そんなこんなでラグビーだけやって愉快に大学生活をすごしていたわけだが、大学4年目の11月にラグビー部も引退して暇になった。留年しているので、前から興味があった物理を知っとこうと思ってぱらぱらと本をねっ転がりながら読み始めた。そのころは歴史の本やら、哲学の本、数学の本などやたらと読んだ。広大な知識の世界にあこがれていたのだ。真理にあこがれていたのかもしれない。幸せな時期だった。正直いうが、物理を学ぶのに各分野1カ月くらいでマスターできると思っていた。力学に1カ月、電磁気学に1カ月、熱統計力学に1カ月、量子力学に1カ月、相対性理論に1カ月まあ半年ぐらいで物理の主要なものはマスターできると思っていた。そう考えたのは高校生の物理が私にとって容易だったからだ。その頃は物理の大学院に行こうなどと全く考えていなかった。そのまま農学部の院にいって2年間遊ぼうと思っていたのだ。

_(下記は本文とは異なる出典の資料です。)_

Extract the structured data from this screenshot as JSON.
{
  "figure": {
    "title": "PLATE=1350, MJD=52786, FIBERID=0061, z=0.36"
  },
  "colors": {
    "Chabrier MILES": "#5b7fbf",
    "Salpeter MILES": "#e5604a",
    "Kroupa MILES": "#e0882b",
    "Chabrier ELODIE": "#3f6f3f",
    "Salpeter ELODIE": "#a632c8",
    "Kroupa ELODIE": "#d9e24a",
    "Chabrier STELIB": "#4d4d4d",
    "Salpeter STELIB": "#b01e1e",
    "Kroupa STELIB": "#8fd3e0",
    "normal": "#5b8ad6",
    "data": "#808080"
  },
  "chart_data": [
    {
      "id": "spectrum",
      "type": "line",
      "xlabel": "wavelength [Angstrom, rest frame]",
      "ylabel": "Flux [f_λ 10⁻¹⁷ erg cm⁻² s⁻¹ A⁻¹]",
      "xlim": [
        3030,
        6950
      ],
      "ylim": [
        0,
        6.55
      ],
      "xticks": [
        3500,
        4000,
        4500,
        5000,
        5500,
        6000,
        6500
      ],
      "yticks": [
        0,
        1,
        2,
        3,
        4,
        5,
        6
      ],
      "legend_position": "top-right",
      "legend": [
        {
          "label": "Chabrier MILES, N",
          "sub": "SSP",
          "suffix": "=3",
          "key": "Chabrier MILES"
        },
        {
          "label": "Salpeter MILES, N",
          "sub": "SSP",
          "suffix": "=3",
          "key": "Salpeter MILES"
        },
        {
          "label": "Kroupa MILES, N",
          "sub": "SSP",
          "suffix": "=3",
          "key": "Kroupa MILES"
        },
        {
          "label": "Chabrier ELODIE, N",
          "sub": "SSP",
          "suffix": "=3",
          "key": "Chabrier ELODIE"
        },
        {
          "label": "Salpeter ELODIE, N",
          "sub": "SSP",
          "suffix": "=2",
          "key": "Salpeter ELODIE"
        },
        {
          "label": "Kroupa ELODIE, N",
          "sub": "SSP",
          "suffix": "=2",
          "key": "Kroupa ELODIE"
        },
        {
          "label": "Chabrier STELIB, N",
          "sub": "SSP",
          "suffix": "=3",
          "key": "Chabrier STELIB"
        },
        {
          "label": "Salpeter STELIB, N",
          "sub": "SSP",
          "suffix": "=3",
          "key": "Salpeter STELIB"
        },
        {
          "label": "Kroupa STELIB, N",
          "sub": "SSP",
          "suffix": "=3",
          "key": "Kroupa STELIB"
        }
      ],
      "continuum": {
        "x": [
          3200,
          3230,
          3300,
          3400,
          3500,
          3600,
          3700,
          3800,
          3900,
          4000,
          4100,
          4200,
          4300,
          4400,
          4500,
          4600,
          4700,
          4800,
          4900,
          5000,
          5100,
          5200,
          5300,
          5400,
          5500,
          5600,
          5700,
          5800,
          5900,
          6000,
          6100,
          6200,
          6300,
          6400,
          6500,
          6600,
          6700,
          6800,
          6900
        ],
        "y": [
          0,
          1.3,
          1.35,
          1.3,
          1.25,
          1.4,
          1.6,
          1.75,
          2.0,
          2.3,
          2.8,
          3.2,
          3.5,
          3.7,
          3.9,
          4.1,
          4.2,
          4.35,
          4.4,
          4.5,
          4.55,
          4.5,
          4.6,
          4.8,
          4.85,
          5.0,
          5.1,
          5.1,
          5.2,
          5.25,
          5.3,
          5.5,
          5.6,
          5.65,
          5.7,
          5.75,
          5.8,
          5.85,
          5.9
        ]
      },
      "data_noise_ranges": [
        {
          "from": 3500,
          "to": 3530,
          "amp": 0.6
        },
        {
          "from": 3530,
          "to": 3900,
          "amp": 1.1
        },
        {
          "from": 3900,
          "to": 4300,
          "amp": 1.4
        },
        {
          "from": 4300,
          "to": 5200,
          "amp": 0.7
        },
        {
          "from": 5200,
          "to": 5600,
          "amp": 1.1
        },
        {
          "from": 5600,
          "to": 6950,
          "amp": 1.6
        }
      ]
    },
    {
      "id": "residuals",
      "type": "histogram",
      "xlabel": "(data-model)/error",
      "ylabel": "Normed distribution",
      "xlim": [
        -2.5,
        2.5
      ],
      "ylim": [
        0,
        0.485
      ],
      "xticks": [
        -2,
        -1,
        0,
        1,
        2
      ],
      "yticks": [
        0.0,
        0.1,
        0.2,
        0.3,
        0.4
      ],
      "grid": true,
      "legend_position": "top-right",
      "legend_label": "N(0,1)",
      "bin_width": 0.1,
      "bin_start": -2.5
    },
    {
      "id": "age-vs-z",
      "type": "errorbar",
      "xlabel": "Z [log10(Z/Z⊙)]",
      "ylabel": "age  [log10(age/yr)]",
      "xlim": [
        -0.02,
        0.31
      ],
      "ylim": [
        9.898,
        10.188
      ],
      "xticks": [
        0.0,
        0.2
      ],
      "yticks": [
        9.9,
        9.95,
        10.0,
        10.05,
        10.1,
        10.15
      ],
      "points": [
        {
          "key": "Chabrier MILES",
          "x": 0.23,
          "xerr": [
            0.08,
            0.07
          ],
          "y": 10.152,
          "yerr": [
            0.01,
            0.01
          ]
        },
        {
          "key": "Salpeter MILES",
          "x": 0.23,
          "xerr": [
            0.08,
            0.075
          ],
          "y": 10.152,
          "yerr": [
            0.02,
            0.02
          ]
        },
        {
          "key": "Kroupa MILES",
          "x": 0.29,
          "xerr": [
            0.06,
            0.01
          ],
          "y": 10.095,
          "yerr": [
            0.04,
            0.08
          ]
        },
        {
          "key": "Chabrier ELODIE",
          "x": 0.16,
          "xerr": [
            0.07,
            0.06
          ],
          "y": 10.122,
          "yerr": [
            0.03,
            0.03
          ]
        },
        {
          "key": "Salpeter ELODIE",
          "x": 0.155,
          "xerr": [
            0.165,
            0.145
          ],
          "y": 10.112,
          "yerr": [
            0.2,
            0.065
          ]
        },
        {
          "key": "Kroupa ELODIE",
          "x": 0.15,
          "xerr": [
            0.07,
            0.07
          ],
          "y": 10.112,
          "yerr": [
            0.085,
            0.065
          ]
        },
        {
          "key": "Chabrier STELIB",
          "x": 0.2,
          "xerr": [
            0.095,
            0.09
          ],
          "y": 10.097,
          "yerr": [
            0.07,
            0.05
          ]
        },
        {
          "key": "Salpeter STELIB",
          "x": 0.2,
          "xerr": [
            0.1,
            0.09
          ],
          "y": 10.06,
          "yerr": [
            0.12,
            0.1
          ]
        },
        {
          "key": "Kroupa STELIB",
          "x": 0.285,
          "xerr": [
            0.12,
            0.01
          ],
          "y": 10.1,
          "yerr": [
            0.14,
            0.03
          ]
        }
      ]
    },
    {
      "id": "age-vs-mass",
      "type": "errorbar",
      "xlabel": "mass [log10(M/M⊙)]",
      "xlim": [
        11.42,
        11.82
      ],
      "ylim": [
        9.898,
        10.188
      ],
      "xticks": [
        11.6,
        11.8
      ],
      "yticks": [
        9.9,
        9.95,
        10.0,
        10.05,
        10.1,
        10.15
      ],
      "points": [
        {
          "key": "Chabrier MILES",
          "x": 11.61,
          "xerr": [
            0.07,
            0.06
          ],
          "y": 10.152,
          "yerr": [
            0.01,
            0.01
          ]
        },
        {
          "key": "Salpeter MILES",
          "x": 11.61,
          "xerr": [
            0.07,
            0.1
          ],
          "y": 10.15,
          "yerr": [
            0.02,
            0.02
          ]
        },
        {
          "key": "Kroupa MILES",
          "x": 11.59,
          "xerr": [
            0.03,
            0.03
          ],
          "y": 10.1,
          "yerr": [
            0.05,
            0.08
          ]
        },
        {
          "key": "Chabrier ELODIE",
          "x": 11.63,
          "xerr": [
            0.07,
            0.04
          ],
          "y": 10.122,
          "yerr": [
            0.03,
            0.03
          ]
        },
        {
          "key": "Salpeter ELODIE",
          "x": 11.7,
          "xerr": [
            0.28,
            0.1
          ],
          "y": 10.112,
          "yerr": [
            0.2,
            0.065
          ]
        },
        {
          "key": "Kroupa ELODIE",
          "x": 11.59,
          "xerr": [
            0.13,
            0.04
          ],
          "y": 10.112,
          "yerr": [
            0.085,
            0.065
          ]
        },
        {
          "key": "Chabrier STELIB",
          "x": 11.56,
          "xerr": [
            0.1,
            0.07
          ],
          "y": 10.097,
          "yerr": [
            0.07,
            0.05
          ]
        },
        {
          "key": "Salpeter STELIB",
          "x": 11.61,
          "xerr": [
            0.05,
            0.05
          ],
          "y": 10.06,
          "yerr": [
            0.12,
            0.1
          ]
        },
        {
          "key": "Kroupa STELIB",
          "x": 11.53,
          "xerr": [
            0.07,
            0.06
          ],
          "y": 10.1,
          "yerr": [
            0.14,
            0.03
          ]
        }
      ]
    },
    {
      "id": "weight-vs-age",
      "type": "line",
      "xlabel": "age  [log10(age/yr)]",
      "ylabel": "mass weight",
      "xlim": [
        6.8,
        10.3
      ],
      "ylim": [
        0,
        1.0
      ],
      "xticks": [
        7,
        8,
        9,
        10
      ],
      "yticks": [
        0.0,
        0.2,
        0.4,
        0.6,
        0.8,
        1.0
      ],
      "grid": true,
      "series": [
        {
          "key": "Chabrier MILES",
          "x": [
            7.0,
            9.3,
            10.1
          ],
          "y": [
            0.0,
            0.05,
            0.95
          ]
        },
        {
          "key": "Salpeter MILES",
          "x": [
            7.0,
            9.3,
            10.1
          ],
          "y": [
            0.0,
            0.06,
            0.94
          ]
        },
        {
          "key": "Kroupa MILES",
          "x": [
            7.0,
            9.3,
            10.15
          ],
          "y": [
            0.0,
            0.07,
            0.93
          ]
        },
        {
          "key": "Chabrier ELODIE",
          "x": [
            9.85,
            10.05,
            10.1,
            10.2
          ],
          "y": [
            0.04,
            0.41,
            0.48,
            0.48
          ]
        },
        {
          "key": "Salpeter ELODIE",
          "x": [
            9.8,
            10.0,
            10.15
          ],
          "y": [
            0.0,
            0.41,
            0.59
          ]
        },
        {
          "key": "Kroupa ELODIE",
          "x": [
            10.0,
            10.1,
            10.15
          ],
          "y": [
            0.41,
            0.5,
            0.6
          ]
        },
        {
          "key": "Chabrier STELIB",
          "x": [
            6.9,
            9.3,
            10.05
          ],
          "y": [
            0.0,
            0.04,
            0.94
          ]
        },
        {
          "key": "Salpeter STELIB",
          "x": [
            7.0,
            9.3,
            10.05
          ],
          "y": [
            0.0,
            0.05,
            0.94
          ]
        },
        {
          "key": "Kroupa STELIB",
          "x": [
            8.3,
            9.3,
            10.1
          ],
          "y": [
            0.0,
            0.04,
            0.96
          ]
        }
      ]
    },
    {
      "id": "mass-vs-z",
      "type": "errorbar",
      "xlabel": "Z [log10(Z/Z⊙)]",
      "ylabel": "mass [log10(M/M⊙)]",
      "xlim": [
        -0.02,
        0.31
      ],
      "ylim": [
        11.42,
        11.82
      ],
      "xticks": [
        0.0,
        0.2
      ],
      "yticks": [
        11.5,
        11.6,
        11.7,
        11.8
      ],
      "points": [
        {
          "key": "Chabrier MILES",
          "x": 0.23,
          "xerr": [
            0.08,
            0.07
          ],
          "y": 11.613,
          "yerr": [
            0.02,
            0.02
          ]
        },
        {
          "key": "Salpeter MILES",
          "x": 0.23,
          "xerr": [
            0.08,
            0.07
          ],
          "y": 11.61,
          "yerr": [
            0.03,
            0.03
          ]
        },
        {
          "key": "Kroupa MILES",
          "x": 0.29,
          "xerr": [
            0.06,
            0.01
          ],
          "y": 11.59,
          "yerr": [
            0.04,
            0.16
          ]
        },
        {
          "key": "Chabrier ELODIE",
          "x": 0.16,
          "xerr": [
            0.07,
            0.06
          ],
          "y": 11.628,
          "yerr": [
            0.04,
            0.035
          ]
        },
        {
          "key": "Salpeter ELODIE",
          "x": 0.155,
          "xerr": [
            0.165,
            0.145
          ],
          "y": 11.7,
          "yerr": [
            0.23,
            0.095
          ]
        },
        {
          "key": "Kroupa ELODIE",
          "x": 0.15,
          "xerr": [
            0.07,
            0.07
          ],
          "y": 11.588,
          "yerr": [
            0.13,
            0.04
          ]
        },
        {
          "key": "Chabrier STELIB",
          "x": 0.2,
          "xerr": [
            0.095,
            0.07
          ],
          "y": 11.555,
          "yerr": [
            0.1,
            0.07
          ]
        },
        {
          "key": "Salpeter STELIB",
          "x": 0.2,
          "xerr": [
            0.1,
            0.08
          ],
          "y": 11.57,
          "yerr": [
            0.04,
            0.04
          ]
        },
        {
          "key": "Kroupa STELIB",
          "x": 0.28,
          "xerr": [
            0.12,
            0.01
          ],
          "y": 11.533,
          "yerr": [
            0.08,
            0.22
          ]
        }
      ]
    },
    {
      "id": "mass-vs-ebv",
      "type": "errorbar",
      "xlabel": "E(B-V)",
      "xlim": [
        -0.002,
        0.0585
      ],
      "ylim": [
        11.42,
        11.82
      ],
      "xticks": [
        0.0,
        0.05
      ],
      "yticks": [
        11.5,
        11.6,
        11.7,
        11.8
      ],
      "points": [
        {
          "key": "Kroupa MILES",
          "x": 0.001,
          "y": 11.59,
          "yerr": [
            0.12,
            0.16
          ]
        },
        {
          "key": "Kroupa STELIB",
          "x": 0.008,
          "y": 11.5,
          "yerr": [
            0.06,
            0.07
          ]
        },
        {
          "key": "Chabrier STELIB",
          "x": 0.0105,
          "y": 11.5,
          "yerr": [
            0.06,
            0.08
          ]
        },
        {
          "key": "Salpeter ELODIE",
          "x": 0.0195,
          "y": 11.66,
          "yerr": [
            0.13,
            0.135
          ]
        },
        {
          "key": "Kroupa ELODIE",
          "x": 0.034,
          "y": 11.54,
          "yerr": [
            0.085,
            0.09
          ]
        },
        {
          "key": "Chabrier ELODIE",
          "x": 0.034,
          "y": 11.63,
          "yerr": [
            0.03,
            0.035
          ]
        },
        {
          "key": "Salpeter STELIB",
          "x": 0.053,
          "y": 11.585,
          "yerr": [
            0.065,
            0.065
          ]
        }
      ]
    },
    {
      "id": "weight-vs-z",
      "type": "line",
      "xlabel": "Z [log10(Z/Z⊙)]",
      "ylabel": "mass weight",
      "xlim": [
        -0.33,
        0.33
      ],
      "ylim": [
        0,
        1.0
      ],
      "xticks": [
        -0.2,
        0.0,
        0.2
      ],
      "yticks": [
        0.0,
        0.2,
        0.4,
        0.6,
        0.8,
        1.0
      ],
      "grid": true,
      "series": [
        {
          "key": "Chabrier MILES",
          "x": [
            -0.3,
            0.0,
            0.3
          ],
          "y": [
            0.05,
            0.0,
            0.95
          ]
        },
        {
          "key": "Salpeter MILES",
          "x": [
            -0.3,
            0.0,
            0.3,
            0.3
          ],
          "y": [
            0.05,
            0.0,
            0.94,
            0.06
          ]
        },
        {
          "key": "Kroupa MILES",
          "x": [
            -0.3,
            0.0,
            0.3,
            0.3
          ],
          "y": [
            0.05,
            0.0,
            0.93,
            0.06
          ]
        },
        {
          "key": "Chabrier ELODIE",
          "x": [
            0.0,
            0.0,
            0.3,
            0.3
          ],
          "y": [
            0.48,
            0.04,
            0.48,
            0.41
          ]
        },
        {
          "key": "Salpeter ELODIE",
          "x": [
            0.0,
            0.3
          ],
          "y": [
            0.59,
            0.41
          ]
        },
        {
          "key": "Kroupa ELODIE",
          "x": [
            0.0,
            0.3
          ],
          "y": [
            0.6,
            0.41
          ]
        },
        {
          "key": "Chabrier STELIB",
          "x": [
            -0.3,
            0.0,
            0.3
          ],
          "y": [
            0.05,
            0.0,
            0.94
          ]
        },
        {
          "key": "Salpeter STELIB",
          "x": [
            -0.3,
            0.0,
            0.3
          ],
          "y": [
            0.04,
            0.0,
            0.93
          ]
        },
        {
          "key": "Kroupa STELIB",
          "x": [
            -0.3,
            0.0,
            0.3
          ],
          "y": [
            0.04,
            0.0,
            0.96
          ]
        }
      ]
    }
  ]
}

物理の本はファインマン物理学を読み、数学は志賀浩二さんが書いた数学30講シリーズを買って読んだ。別に計算方法をマスターしたいわけでもなく教養として数学を知りたかっただけなのでこのシリーズがよさそうに思えたのだ。私はねっ転がりながらこのシリーズを読んだ。線形代数も読んだと思うが、ねっ転がりながら読んでわかるわけはないし興味もわかなかった。今はこのシリーズの線形代数は手元にないので早々に古本屋に売ったのだろう。私の甘い見通しに反し物理には苦労させられたが知りたいという私の欲求が強くなんとか物理の勉強はそれなりにつづいた。最初はねっ転がりながらだったが、そのうち紙とペンを持ちだした。物理の勉強を続けているとどうしても行列やら行列式、線形代数の知識が必要になってくる。特に量子力学では必須だ。それでようやく線形代数学に興味を持ち始めた。きちんと学ぼうと思って最初に読んだのは確か【キーポイント線形代数】だったと思う。やる気もあったせいかこの本はよくわかった(古本屋に売ってしまったが)。体系的な本ではないが考え方がわかり独学の人に向いている。今検索してみると、まだ絶版にならずに売られているようであるのでお薦めする。でそのあとに読んだのがこの【アントンのやさしい線形代数】だった。この本は本当にお薦めである。数学の本にあるいきなり出てくる抽象的な定義など全くなく、具体的であり、それでいて論理はしっかりしている。ただ証明が略されている部分はいくつかあった。そういうところは他の本で補えばいい。大事なことは線形空間とは要するに数ベクトル空間のことであり、線形変換の基本的アイデアを理解することだ。わたしはこの本を何も詰まることなく最後まで読んだ。そして線形代数学がわかったと思った。年をとった私にはもう味わうことのできない幸せな時間を与えてくれたのだ。まだ売られているので強くお薦めする。